I am developing an application and have separated some functionality into a second repository. I want to
- Make the library repo a git submodule since both will be developed side-by-side
- Include the library as a dependency in my CMakeLists without installing it system wide.
So I have a layout like this:
. CMakeLists.txt
|_ src
|_ include
|_ third_party
|_ my_library
|_ CMakeLists.txt
|_ src
|_ include
Now the CMakeLists.txt
in my_library
creates some lib with add_library()
, and it also has an install
target which copies libmy_library.a
to my_library/lib
.
I would like to depend on this library in my toplevel CMakeLists.txt
. So what I need is for the my_library
CMake project to be built and installed before I try to reference the library for my own targets. I tried using ExternalProject_Add()
for this like so:
./CMakeLists.txt
set(MY_LIB_DIR ${CMAKE_SOURCE_DIR}/third_party/my_library)

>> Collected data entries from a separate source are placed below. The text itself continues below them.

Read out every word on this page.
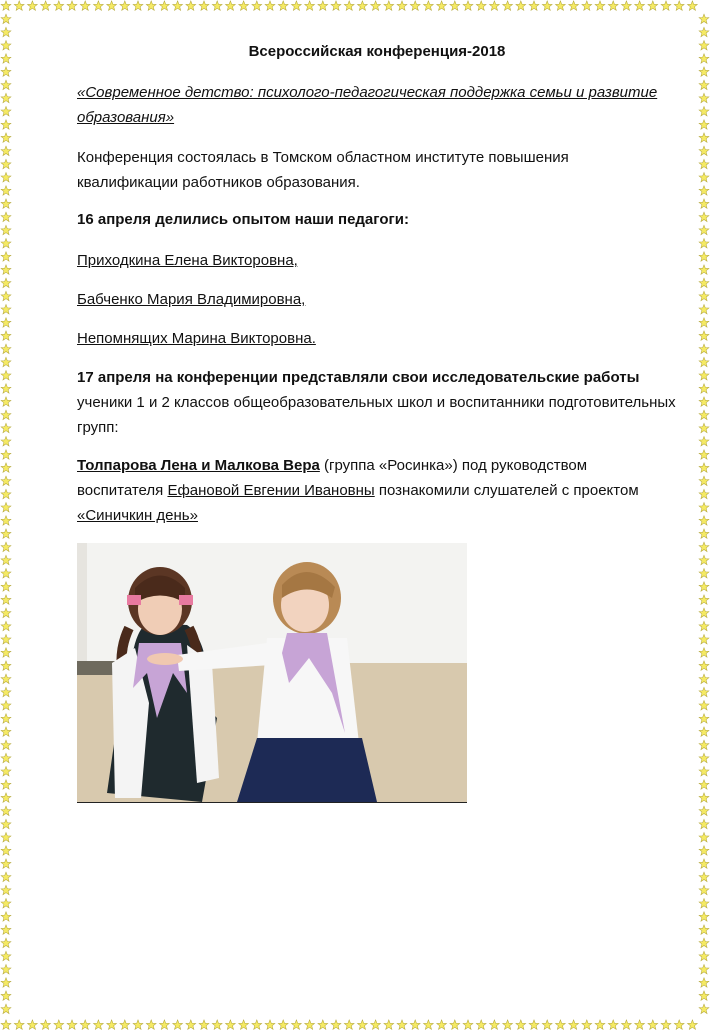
Всероссийская конференция-2018

«Современное детство: психолого-педагогическая поддержка семьи и развитие образования»

Конференция состоялась в Томском областном институте повышения квалификации работников образования.

16 апреля делились опытом наши педагоги:

Приходкина Елена Викторовна,

Бабченко Мария Владимировна,

Непомнящих Марина Викторовна.

17 апреля на конференции представляли свои исследовательские работы ученики 1 и 2 классов общеобразовательных школ и воспитанники подготовительных групп:

Толпарова Лена и Малкова Вера (группа «Росинка») под руководством воспитателя Ефановой Евгении Ивановны познакомили слушателей с проектом «Синичкин день»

ExternalProject_Add(my_library
SOURCE_DIR ${MY_LIB_DIR}
UPDATE_DISCONNECTED TRUE
BUILD_IN_SOURCE FALSE
BINARY_DIR ${MY_LIB_DIR}/build
)
list(APPEND CMAKE_PREFIX_PATH ${MY_LIB_DIR}/lib)
# find compiled lib
find_library(MY_LIB_LIBRARY my_library)
add_executable(main ${SOURCES})
add_dependencies(main my_library)
target_link_libraries(main ${MY_LIB_LIBRARY})
However, this does not work since at the time cmake reads the configuration, libmy_library.a
has not been built yet.
The question thus: How can I make CMake build and install an external project so I can list install artifacts as dependencies?
It has been suggested this is a duplicate, but the linked answer builds the external project inside the current project, which I find undesirable.